IPS-LMU / emuR

The main R package for the EMU Speech Database Management System (EMU-SDMS)
http://ips-lmu.github.io/EMU.html
23 stars 15 forks source link

Not all 'times_norm' positions accessible #253

Closed PeterGilles closed 2 years ago

PeterGilles commented 3 years ago

When filtering a trackdata tibble that has been normalised with 'normalize_length', not all time positions created are accessible, i.e. through filtering, although all values are present in the data frame. This strange behaviour can be replicated with the ae database. Position 0.2 is correctly filtered, while position 0.6 gives zero results.

Bildschirmfoto 2021-08-19 um 14 02 04

This happens to time positions 0.15, 0.3, 0.35, 0.6, 0.7, 0.85, 0.95.

It might be the case that this is not an emuR problem, but related to a bug in dplyr?

MJochim commented 3 years ago

It’s not a bug, it’s a feature ;-).

This is most likely not a bug in dplyr, nor in emuR, but a property of how computers handle decimal numbers – or a “bug” in computing in general, if you will: What you see as times_norm = 0.6 might very well be something like times_norm = 0.600000001 internally and therefore fail the comparison times_norm == 0.6. Therefore, whenever you handle decimal numbers, be wary of comparing them without giving some tolerance. In fact, even when you think you are dealing with whole numbers only, be wary of that.

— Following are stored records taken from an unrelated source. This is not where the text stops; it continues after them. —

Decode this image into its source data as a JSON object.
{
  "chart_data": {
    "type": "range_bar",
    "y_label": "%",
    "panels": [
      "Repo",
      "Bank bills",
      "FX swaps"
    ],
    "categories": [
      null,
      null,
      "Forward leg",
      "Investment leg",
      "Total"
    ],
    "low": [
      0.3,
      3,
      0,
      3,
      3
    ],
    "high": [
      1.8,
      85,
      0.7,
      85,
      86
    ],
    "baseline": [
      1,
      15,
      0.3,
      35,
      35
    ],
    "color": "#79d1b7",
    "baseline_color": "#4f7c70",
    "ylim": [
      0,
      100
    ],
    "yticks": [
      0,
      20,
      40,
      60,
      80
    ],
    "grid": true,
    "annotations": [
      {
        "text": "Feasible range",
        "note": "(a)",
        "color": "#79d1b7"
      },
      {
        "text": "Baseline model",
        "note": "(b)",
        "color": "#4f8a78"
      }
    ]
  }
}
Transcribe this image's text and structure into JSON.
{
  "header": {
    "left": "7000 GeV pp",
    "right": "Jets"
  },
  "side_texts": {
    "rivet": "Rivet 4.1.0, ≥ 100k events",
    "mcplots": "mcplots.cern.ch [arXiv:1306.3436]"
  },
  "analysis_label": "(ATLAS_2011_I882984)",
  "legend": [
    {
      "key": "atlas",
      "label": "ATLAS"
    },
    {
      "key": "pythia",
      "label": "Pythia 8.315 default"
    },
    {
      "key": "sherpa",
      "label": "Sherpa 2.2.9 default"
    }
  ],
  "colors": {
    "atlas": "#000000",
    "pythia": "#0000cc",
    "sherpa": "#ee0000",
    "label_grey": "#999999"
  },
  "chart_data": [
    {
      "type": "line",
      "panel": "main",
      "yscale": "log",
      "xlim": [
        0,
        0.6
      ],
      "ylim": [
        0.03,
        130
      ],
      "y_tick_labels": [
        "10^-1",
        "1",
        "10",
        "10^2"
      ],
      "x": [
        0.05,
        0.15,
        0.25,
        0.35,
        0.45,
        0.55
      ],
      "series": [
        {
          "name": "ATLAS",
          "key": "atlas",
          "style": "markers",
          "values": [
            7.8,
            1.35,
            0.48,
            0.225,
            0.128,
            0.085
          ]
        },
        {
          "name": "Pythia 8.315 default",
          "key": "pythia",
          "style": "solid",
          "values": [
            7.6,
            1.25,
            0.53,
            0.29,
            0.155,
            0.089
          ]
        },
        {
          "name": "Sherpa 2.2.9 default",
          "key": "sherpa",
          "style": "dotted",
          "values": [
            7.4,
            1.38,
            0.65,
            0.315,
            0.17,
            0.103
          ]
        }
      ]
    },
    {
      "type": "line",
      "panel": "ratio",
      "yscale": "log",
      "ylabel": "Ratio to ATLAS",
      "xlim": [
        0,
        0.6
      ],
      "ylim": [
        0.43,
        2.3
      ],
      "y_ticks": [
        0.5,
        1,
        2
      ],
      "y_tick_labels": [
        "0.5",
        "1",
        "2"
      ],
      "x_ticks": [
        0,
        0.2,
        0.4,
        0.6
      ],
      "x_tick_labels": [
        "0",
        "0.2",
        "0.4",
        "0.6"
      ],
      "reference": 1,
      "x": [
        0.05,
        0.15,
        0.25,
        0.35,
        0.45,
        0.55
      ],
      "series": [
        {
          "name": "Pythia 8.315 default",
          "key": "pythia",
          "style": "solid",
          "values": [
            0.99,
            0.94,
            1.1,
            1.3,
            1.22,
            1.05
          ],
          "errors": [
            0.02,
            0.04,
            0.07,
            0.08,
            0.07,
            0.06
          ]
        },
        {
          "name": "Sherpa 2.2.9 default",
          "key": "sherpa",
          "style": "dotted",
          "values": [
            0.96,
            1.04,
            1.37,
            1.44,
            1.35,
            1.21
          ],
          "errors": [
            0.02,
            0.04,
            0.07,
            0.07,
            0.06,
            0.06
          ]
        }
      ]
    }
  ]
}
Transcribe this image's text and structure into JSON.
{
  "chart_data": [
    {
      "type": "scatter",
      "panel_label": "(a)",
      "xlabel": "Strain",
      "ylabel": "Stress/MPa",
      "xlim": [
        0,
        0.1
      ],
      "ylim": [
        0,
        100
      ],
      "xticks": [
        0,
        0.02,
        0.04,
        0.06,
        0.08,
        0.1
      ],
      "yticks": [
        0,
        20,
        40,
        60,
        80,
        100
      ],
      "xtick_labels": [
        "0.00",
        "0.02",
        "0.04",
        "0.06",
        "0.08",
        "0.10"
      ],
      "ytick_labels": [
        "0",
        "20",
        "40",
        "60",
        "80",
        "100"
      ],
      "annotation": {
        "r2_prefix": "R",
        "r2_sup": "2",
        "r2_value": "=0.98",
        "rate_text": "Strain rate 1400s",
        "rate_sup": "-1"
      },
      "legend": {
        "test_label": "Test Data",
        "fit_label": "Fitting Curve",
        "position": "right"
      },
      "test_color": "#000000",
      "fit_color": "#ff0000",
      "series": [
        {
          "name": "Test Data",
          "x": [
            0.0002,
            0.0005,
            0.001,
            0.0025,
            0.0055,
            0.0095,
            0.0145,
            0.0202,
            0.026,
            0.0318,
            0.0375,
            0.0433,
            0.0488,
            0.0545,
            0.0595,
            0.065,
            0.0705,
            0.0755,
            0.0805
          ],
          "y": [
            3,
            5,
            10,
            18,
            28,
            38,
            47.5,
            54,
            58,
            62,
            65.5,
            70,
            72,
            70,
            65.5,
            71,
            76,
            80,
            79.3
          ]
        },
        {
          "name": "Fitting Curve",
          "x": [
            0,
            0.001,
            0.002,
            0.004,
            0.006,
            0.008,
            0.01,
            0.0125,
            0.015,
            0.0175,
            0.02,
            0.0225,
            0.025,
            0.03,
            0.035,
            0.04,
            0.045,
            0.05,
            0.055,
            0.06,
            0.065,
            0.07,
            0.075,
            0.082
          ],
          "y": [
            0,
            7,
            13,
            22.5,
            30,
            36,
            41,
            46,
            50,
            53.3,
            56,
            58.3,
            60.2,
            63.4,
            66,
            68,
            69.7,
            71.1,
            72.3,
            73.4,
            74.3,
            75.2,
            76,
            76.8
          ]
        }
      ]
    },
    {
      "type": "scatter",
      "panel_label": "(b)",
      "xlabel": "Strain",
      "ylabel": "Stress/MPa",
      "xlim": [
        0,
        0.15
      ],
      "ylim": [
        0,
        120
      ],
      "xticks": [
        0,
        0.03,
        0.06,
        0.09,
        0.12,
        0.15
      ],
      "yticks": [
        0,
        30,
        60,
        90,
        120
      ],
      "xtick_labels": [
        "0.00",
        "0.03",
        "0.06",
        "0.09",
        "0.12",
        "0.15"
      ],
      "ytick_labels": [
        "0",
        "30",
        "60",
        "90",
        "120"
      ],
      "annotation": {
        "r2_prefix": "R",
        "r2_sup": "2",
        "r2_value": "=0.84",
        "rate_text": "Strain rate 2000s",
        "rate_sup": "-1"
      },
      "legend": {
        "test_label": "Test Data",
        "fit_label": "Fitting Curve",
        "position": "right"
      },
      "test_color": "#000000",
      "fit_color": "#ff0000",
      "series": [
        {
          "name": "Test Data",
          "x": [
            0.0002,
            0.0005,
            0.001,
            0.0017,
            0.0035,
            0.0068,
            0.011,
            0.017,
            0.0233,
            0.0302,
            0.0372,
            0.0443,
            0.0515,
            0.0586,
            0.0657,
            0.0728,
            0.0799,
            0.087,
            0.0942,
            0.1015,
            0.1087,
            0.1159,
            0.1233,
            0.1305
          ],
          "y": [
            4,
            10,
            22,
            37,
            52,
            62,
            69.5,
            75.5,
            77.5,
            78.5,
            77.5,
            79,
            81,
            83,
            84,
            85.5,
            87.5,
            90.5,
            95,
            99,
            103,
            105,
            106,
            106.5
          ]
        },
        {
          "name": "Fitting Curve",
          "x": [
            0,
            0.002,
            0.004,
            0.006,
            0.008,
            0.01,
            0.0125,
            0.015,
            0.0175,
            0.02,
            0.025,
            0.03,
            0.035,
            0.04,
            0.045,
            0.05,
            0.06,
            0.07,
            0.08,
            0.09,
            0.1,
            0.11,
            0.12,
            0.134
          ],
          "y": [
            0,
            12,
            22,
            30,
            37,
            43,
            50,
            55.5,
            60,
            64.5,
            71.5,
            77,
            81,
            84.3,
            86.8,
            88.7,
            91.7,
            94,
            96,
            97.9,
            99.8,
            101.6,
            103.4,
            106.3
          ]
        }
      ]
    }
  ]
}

The only place where you can safely compare numbers without any tolerance is (when you exactly know how your computer handles them or) when your programming language knows that you have an int-typed number (integer), which you can see, for example, in your tibble output in the line below the headings for sl_rowIdx. Whenever the programming language considers your number a floating point number, or in short: float, or “double-precision float” – hence the <dbl> in the tibble output for start etc. –, take care of this problem.

You can find an illustration and a thorough explanation and also a number of hints what you can do about it at https://stackoverflow.com/questions/9508518/why-are-these-numbers-not-equal/9508558.

PeterGilles commented 3 years ago

Thanks, ich habe so etwas befürchtet. :)

PeterGilles commented 3 years ago

Some hack like dplyr::filter(times_norm >= time & times_norm <= time + 0.05) does the trick.

MJochim commented 3 years ago

I just had a closer look at the StackOverflow I linked to and I think their last variant rather intriguing:

dpyr::filter(dplyr::near(times_norm, time))

I didn’t know about the near function before. It does exactly what we are looking for here, and in a concise way that nicely fits into the tidyverse. Also, they have chosen a default value for tolerance that appears to be very clever. I’d have to read up on floating-point arithmetics to vouch for it; but then again, the dplyr folks don't really need me to vouch for their work ;-).

Note that in your solution, the tolerance is only above time, not below it.